Ainda no início da viagem e já de noite, à saída de Santiago, entro numa estreita estrada com dois sentidos, repleta de curvas e contracurvas e sem qualquer tipo de iluminação. Tudo o que tinha à minha volta eram apenas árvores que mal viam. A luz dos faróis eram a única coisa que tinha a meu favor e raríssimos foram os carros com que me cruzei. No silêncio da noite e durante os largos minutos que passava sozinho naquela estrada, cheguei a recear o pior e a pensar como me poderia safar se de repente surgisse ali um contratempo. Um pneu furado, uma lâmpada fundida, uma curva mal feita, uma avaria electrónica, entre muitas outras possibilidades. Além disso, a bateria do meu telemóvel já não dava sinais de vida.

Perceber que pensar no assunto não impedia a sua concretização trouxe-me de volta ao momento presente. Cada minuto que passava a pensar em situações que poderiam acontecer e a encontrar em soluções para as mesmas era tempo perdido. Era tempo em que a minha mente estava projectada no futuro, enquanto o presente me passava entre os dedos. Não me traria qualquer vantagem ou utilidade.

O que sabemos do futuro é que um dia o nosso corpo perderá as suas funções vitais. A única garantia que temos é o momento presente e é nele que devemos estar. As adversidades que nele possam surgir são grandes oportunidades para conhecermos os nossos verdadeiros limites e aumentarmos a nossa capacidade de resiliência. A nossa sensação de controlo na vida é uma mera ilusão. Tal como referi anteriormente, apenas controlamos a forma como nos movemos. Não estou com isto a desencorajar ninguém a ser cauteloso, no entanto é necessário algum equilíbrio para que não nos tornemos numa pessoa sistemática. Demasiado planeamento bloqueia-nos a capacidade de lidar com imprevistos, gerando sentimentos de stress e ansiedade. Repito, esta viagem era também sobre autoconhecimento em eventuais situações de desconforto.

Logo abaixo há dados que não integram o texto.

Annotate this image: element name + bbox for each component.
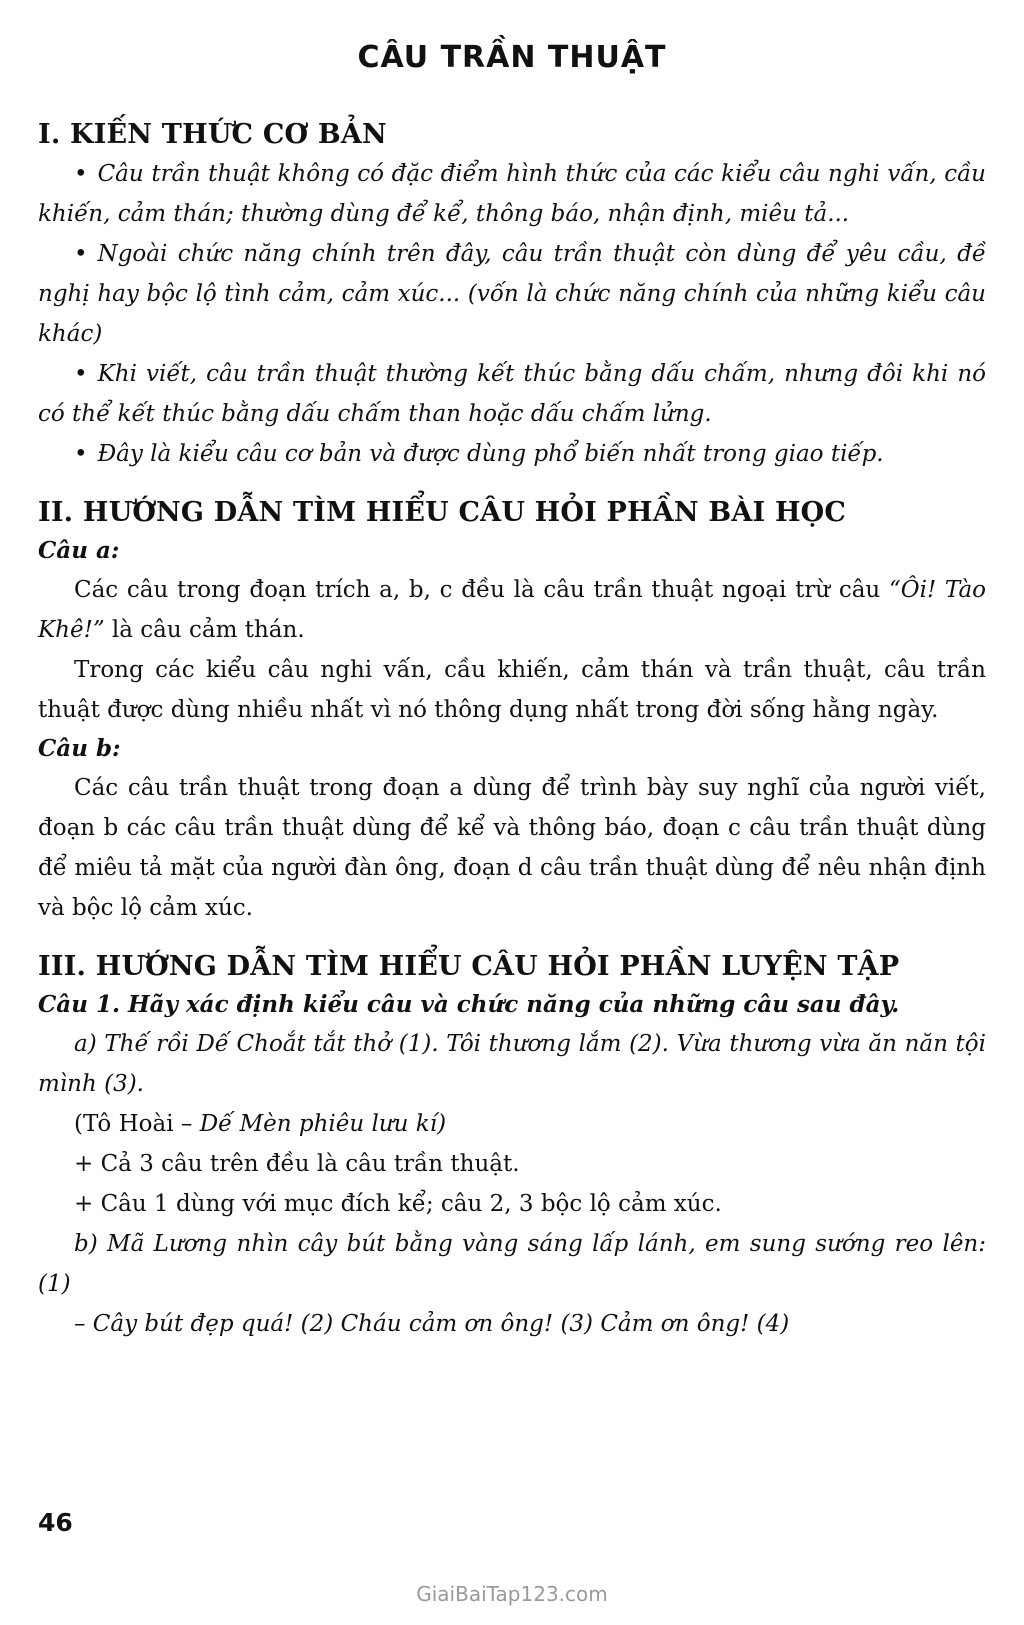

Ao permitir-me desfrutar da adrenalina do caminho até Faro, a minha única preocupação passou a ser apenas a de não atropelar nenhum animal que atravessasse a estrada no meio de toda aquela escuridão. Quando avistei a placa branca que mencionava o nome Algarve, respirei de alívio e pude finalmente relaxar. Certamente, há quem faça aquele trajecto com uma perna às costas, mas a quem lá passa de noite e sozinho pela primeira vez, posso dizer que é uma experiência um tanto sinistra.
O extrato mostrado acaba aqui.